Joud Awad

Posted on Jun 2

27/30 Days System Design Questions!

#systemdesign #distributedsystems #llm #rag

Your LLM answers are wrong. Not hallucination-wrong — outdated-wrong.

You shipped a customer support bot on GPT-4. It's trained through early 2024. Your product changed 14 times since then. Every week, users get answers that were accurate 8 months ago and are flat-out wrong today.

The team is debating the fix.

Here's the setup:
NestJS API → OpenAI GPT-4 + PostgreSQL (product knowledge base)
~2,000 support queries/day, 15% return wrong answers tied to stale knowledge
Knowledge base updates weekly — new pricing, new features, deprecated flows
Budget: mid-size startup, not training custom models from scratch
You need accurate, up-to-date answers without re-training on every product update

What do you do?

A) RAG — embed your knowledge base, retrieve relevant chunks at query time, inject into context.
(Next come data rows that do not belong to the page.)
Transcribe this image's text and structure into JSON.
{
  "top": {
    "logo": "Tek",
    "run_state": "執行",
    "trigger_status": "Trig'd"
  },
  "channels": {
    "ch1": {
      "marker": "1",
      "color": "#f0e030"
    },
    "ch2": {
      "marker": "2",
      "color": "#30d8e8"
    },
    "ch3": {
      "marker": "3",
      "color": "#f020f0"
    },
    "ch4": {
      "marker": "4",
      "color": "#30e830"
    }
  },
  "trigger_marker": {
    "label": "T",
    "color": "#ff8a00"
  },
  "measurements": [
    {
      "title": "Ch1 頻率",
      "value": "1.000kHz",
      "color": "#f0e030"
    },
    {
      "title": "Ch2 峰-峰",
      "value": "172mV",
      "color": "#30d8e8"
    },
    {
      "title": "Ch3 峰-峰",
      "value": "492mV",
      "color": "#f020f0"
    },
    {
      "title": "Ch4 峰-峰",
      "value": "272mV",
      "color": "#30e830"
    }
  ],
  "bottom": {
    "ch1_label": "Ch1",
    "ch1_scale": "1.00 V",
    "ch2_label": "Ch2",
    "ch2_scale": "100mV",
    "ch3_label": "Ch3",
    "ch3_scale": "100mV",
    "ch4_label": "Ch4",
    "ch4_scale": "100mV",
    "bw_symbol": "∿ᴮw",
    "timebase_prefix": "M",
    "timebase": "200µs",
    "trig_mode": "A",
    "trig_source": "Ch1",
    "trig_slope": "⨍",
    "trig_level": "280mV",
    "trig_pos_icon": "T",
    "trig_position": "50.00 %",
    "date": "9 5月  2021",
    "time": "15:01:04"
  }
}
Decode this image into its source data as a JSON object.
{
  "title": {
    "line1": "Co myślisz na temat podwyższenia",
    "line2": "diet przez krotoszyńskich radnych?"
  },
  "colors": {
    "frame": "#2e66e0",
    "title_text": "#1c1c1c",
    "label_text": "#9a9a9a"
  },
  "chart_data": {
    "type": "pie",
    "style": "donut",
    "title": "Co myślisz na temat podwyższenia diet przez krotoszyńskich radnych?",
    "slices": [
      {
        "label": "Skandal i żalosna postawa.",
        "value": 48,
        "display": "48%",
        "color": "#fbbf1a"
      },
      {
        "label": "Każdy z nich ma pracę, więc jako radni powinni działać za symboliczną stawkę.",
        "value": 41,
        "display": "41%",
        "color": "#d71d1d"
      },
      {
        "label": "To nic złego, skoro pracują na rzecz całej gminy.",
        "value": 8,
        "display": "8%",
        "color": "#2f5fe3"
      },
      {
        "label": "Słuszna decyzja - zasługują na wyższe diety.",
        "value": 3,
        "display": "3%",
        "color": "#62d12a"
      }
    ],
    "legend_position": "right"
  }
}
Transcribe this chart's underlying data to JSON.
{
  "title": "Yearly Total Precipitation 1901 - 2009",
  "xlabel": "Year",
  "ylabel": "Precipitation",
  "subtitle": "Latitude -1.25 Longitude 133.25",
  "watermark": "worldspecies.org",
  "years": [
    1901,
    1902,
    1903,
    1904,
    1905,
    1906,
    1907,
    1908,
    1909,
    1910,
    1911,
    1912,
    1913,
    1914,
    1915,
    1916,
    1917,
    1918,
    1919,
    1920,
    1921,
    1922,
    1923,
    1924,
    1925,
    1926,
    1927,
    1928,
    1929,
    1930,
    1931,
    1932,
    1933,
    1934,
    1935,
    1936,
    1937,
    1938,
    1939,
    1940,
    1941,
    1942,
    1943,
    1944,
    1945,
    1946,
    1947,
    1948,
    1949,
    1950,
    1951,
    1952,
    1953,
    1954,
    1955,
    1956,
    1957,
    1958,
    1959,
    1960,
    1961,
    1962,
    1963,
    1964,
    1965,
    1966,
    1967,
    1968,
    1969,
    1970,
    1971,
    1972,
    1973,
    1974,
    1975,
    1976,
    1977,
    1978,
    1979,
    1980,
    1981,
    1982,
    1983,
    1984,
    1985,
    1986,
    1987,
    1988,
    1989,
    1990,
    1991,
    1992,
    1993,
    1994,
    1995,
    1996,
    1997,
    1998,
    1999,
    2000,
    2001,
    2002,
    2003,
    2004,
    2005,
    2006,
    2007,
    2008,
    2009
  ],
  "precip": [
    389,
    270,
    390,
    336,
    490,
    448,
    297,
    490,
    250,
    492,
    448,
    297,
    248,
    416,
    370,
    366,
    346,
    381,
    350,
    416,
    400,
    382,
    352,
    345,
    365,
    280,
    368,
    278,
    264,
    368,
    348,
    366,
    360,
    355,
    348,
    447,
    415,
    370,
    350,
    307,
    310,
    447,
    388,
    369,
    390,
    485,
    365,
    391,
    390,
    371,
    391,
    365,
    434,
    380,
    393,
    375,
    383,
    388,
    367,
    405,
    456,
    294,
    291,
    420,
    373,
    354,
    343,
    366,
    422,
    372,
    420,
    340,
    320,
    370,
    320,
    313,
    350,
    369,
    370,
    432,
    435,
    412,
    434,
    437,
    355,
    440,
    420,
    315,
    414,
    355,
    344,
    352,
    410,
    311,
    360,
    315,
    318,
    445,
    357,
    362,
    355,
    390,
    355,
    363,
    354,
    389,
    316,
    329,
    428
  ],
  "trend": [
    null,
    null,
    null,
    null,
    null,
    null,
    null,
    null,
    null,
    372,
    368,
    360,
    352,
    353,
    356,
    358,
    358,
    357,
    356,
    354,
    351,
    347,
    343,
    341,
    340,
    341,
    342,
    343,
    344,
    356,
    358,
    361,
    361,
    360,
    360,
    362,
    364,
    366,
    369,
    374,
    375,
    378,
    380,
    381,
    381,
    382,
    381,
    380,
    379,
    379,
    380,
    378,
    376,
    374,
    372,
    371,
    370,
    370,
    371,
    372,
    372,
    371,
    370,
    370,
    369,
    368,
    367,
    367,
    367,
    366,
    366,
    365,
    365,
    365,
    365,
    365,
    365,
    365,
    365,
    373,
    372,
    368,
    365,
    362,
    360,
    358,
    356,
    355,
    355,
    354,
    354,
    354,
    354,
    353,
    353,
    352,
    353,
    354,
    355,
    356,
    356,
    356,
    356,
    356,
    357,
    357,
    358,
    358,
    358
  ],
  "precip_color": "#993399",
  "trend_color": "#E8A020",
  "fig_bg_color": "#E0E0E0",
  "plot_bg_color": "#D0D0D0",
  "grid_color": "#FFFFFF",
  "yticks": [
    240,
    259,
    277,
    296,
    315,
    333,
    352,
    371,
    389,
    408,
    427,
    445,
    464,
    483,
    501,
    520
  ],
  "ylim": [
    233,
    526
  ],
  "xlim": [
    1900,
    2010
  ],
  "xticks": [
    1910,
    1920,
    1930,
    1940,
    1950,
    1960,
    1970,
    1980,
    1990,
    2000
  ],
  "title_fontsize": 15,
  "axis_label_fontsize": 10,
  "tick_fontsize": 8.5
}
Model stays the same, knowledge is always fresh.
B) Fine-tune the base model — train GPT-4 (or open-source equivalent) on your product docs. The model internalizes your domain.
C) Fine-tune + RAG hybrid — fine-tune for style/tone/domain fluency, RAG for factual grounding. Best of both worlds.
D) Prompt engineering only — detailed system prompt + few-shot examples. No infra, no training, just better instructions.

All four are in production somewhere. Only one actually solves the problem in front of you.

Pick one — A, B, C, or D — and tell me why. I'll drop the full breakdown in the comments (including the one that feels like the obvious upgrade but makes your freshness problem worse, not better).

If your team is arguing RAG vs fine-tuning right now, share this. The tradeoff is worth mapping before you commit.

Drop your answer 👇

30DaysOfSystemDesign #SystemDesign #RAG #MachineLearning

Top comments (4)

Joud Awad • Jun 2

B — Fine-tuning (the trap answer)

Feels like the obvious upgrade. Makes the problem worse.

Fine-tuning bakes knowledge into weights. Those weights are static until you retrain. Weekly product updates = weekly retraining at real cost (time + money) + real risk of catastrophic forgetting (new training can degrade recall of old content if not carefully managed).

Fine-tuning is the right answer for behavioral changes — tone, format, domain fluency, internal jargon. It teaches the model how to behave, not what to know. Wrong tool for a freshness problem.

Joud Awad • Jun 2 • Edited

Answer: A — RAG

The problem is freshness — the model doesn't know what changed, not that it doesn't understand your domain.

RAG separates knowledge from reasoning. The model stays frozen (no retraining cost, no deployment cycle). Your knowledge base lives in a vector store — update a doc, re-embed it, done. New pricing ships Monday, your bot knows it by Monday.

At runtime: user asks → embed query → retrieve top-K relevant chunks → inject into context → model reasons over fresh, accurate content.

You've turned a model problem into a data pipeline problem. Every engineering team already knows how to solve data pipelines.

Joud Awad • Jun 2

C — Fine-tune + RAG hybrid (overkill)

Genuinely powerful architecture — but it's step 3, not step 1.

You can't productively fine-tune for style until your factual grounding is solid first. The hybrid is what you reach for after you've shipped RAG cleanly and hit the ceiling of what retrieval alone can do.

For a startup with a 15% wrong-answer rate due to stale knowledge, shipping a hybrid is a 3-month project when a 2-week RAG implementation fixes the actual problem.

Joud Awad • Jun 2

D — Prompt engineering only (hits the ceiling fast)

Fastest to ship, first to break.

A detailed system prompt can set tone and format. It cannot inject 400 pages of updated product docs without hitting token limits — and manually picking which docs to include is just RAG without the retrieval infrastructure.

Prompt engineering works when the model already knows what it needs to know. It can't fix a knowledge gap.